Dienstleistern in Deutschland bricht das Geschäft weg

Dienstag, 6. Januar 2009, 11:19 Uhr
 

Berlin (Reuters) - Den Dienstleistern in Deutschland bricht das Geschäft weg.

Die Unternehmen sammelten im Dezember den achten Monat in Folge weniger neue Aufträge ein, der Rückgang war diesmal so groß wie seit Mai 2003 nicht mehr, wie das britische Marktforschungsunternehmen Markit am Dienstag zu seiner Umfrage unter etwa 500 Firmen mitteilte. Für die kommenden zwölf Monate erwarten die Befragten weiter rückläufige Geschäfte. Allerdings ist der Pessimismus nicht mehr ganz so groß wie im November.

Der Einkaufsmanagerindex für die Dienstleister lag im Dezember bei 46,6 Punkten, nach 45,1 Zählern im November. Damit stieg er sogar noch etwas stärker als in einer ersten Schätzung mit 46,4 Punkten angenommen. Allerdings blieb das Barometer den dritten Monat in Folge unter der Wachstumsschwelle von 50 Punkten. Die weltweite Konjunkturschwäche mache es für die Unternehmen schwieriger, neue Kontakte zu knüpfen und Geschäftsbeziehungen einzugehen, teilten die Forscher mit. Zudem wurde die Finanzkrise als wichtiger Grund für den Auftragsrückgang genannt. Mehr als ein Drittel aller Betriebe sammelten im Dezember weniger neue Bestellungen als im Vormonat.

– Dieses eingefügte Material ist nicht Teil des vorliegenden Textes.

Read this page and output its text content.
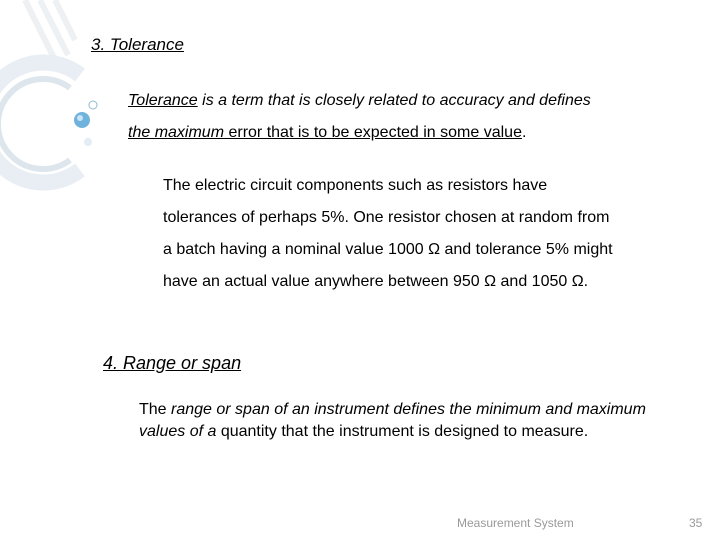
3. Tolerance

Tolerance is a term that is closely related to accuracy and defines
the maximum error that is to be expected in some value.

The electric circuit components such as resistors have
tolerances of perhaps 5%. One resistor chosen at random from
a batch having a nominal value 1000 Ω and tolerance 5% might
have an actual value anywhere between 950 Ω and 1050 Ω.

4. Range or span

The range or span of an instrument defines the minimum and maximum values of a quantity that the instrument is designed to measure.

Measurement System	35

Das drückte auf die Auftragsbestände, die bereits den 13. Monat in Folge schrumpften. Betroffen davon waren etwa 28 Prozent der befragten Firmen. In der Folge bauten die Unternehmen den dritten Monat in Folge Stellen ab, allerdings blieb das Minus marginal. Dabei besetzten die Firmen einerseits frei werdende Stellen nicht mehr, andererseits gab es Kündigungen. Besonders betroffen waren Finanzvermittler, Gastwirte und Hoteliers sowie Transport- und Lagerunternehmen.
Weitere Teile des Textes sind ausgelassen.